Although sometimes this fails like below. This looks like something wrong with the haven
package
attr(sas$SMOKTYPE, 'labels')
# INAPPLICABLE REFUSED DK NOT ASCERTAINED
# -4.00000 -0.62500 -0.50000 -0.46875
# PREMADE CIGARETTES ROLL-YOUR-OWN BOTH
# 1.00000 2.00000 3.00000
So instead of this, you can parse the format.sas file with some simple regexes
locf <- function(x) {
x <- data.frame(x, stringsAsFactors = FALSE)
x[x == ''] <- NA
indx <- !is.na(x)
x[] <- lapply(seq_along(x), function(ii) {
idx <- cumsum(indx[, ii])
idx[idx == 0] <- NA
x[, ii][indx[, ii]][idx]
})
x[, 1]
}
fmt <- readLines('~/desktop/2012-2013-NATS-Format/2012-2013-NATS-Format.sas')

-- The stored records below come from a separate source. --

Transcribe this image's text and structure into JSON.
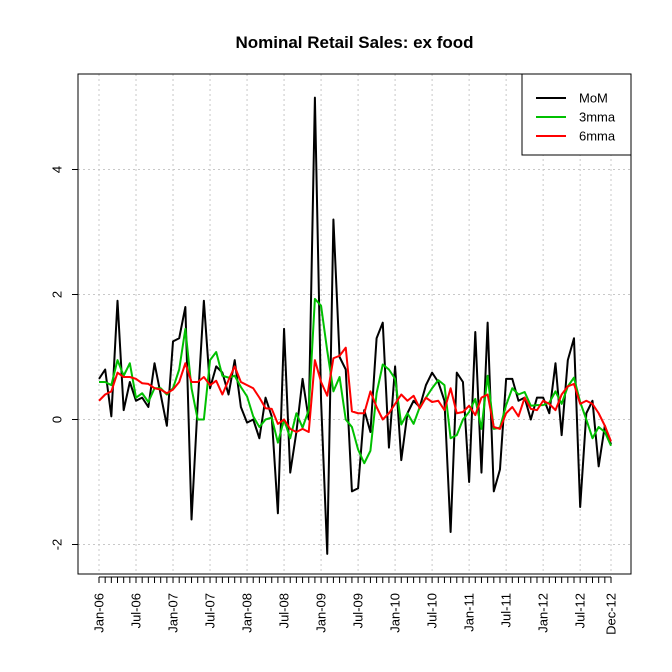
{
  "chart_data": {
    "type": "line",
    "title": "Nominal Retail Sales: ex food",
    "xlabel": "",
    "ylabel": "",
    "ylim": [
      -2.4,
      5.3
    ],
    "yticks": [
      -2,
      0,
      2,
      4
    ],
    "ytick_labels": [
      "-2",
      "0",
      "2",
      "4"
    ],
    "grid": true,
    "legend_position": "top-right",
    "x_tick_labels": [
      {
        "label": "Jan-06",
        "index": 0
      },
      {
        "label": "Jul-06",
        "index": 6
      },
      {
        "label": "Jan-07",
        "index": 12
      },
      {
        "label": "Jul-07",
        "index": 18
      },
      {
        "label": "Jan-08",
        "index": 24
      },
      {
        "label": "Jul-08",
        "index": 30
      },
      {
        "label": "Jan-09",
        "index": 36
      },
      {
        "label": "Jul-09",
        "index": 42
      },
      {
        "label": "Jan-10",
        "index": 48
      },
      {
        "label": "Jul-10",
        "index": 54
      },
      {
        "label": "Jan-11",
        "index": 60
      },
      {
        "label": "Jul-11",
        "index": 66
      },
      {
        "label": "Jan-12",
        "index": 72
      },
      {
        "label": "Jul-12",
        "index": 78
      },
      {
        "label": "Dec-12",
        "index": 83
      }
    ],
    "n_points": 84,
    "series": [
      {
        "name": "MoM",
        "color": "#000000",
        "values": [
          0.65,
          0.8,
          0.05,
          1.9,
          0.15,
          0.6,
          0.3,
          0.35,
          0.2,
          0.9,
          0.4,
          -0.1,
          1.25,
          1.3,
          1.8,
          -1.6,
          0.25,
          1.9,
          0.5,
          0.85,
          0.75,
          0.4,
          0.95,
          0.2,
          -0.05,
          0.0,
          -0.3,
          0.35,
          0.05,
          -1.5,
          1.45,
          -0.85,
          -0.2,
          0.65,
          0.0,
          5.15,
          0.3,
          -2.15,
          3.2,
          1.0,
          0.8,
          -1.15,
          -1.1,
          0.15,
          -0.2,
          1.3,
          1.55,
          -0.45,
          0.85,
          -0.65,
          0.1,
          0.3,
          0.2,
          0.55,
          0.75,
          0.6,
          0.3,
          -1.8,
          0.75,
          0.6,
          -1.0,
          1.4,
          -0.85,
          1.55,
          -1.15,
          -0.8,
          0.65,
          0.65,
          0.3,
          0.35,
          0.0,
          0.35,
          0.35,
          0.1,
          0.9,
          -0.25,
          0.95,
          1.3,
          -1.4,
          0.1,
          0.3,
          -0.75,
          -0.1,
          -0.4
        ]
      },
      {
        "name": "3mma",
        "color": "#00c000",
        "values": [
          0.6,
          0.6,
          0.55,
          0.95,
          0.7,
          0.9,
          0.35,
          0.42,
          0.28,
          0.5,
          0.5,
          0.4,
          0.5,
          0.8,
          1.45,
          0.5,
          0.0,
          0.0,
          0.95,
          1.08,
          0.7,
          0.67,
          0.7,
          0.52,
          0.37,
          0.05,
          -0.12,
          0.0,
          0.03,
          -0.37,
          0.0,
          -0.3,
          0.1,
          -0.13,
          0.15,
          1.93,
          1.82,
          1.1,
          0.45,
          0.68,
          0.0,
          -0.12,
          -0.48,
          -0.7,
          -0.5,
          0.42,
          0.88,
          0.8,
          0.65,
          -0.08,
          0.1,
          -0.07,
          0.2,
          0.35,
          0.5,
          0.63,
          0.55,
          -0.3,
          -0.25,
          0.0,
          0.12,
          0.33,
          -0.15,
          0.7,
          -0.15,
          -0.13,
          0.23,
          0.5,
          0.4,
          0.44,
          0.22,
          0.23,
          0.23,
          0.27,
          0.45,
          0.25,
          0.53,
          0.67,
          0.28,
          0.0,
          -0.3,
          -0.12,
          -0.2,
          -0.42
        ]
      },
      {
        "name": "6mma",
        "color": "#ff0000",
        "values": [
          0.3,
          0.4,
          0.45,
          0.75,
          0.68,
          0.68,
          0.65,
          0.58,
          0.57,
          0.5,
          0.48,
          0.42,
          0.48,
          0.6,
          0.9,
          0.6,
          0.6,
          0.68,
          0.55,
          0.62,
          0.4,
          0.63,
          0.85,
          0.6,
          0.55,
          0.5,
          0.35,
          0.18,
          0.17,
          -0.07,
          0.0,
          -0.15,
          -0.2,
          -0.15,
          -0.2,
          0.95,
          0.6,
          0.38,
          0.98,
          1.02,
          1.15,
          0.13,
          0.1,
          0.1,
          0.45,
          0.2,
          0.0,
          0.1,
          0.25,
          0.4,
          0.3,
          0.38,
          0.18,
          0.35,
          0.28,
          0.3,
          0.15,
          0.5,
          0.1,
          0.12,
          0.22,
          0.07,
          0.35,
          0.4,
          -0.12,
          -0.15,
          0.1,
          0.2,
          0.05,
          0.35,
          0.17,
          0.15,
          0.3,
          0.25,
          0.15,
          0.4,
          0.53,
          0.57,
          0.25,
          0.3,
          0.25,
          0.1,
          -0.1,
          -0.35
        ]
      }
    ]
  }
}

## not sure if comments are allowed in the value definitions, but
## this will check for those in case
fmt <- gsub('\\*.*;|\\/\\*.*\\*\\/', '', fmt)
vars <- gsub('(?i)value\\W+(\\w*)|.', '\\1', fmt, perl = TRUE)
vars <- locf(vars)
regex <- '[\'\"].*[\'\"]|[\\w\\d-]+'
vals <- gsub(sprintf('(?i)\\s*(%s)\\s*(=)\\s*(%s)|.', regex, regex),
'\\1\\2\\3', fmt, perl = TRUE)
View(dd <- na.omit(data.frame(values = vars, formats = vals,
stringsAsFactors = FALSE)))
sp <- split(dd$formats, dd$values)
sp <- lapply(sp, function(x) {
x <- Filter(nzchar, x)
x <- strsplit(x, '=')
tw <- function(x) gsub('^\\s+|\\s+$', '', x)
sapply(x, function(y)
setNames(tw(y[1]), tw(y[2])))
})
So the smoke type formats (one of them that failed above), for example, gets parsed like this:
sp['A5_']
# $A5_
# 'INAPPLICABLE' 'REFUSED' 'DK'
# "-1" "-7" "-8"
# 'NOT ASCERTAINED' 'PREMADE CIGARETTES' 'ROLL-YOUR-OWN' 'BOTH'
# "-9" "1" "2" "3"
And then you can use the function again to apply to the data
table(do_fmt(sas['SMOKTYPE'], sp['A5_']))
# 'BOTH' 'DK' 'INAPPLICABLE'
# 736 17 51857
# 'PREMADE CIGARETTES' 'REFUSED' 'ROLL-YOUR-OWN'
# 7184 2 396
The formats.sas
file should be readable and parseble into column label vectors, which you then apply as you would any column label vector.
If you're looking to label the categorical variables, which is presumably what you're mostly concerned about based on your question, this should be fairly straightforward. You'll see code that looks like this:
value RACEF
1 = 'Caucasian'
2 = 'African-American'
3 = 'Hispanic'
4 = 'Other'
;
You just need to parse that into a vector.
If you're lucky, their category format names will be identical to the column names (maybe with an F like I have in that example); if that's the case you can probably just work out how to apply them directly.
If it's not, you'll have to parse the second half of the program. It will consist of lines like this:
format
race RACEF.
gender SEXF.
income INCRF.
...
;
That of course shows the relationship between column name and format name, and thus tells you which vector of column names you should use to label which column.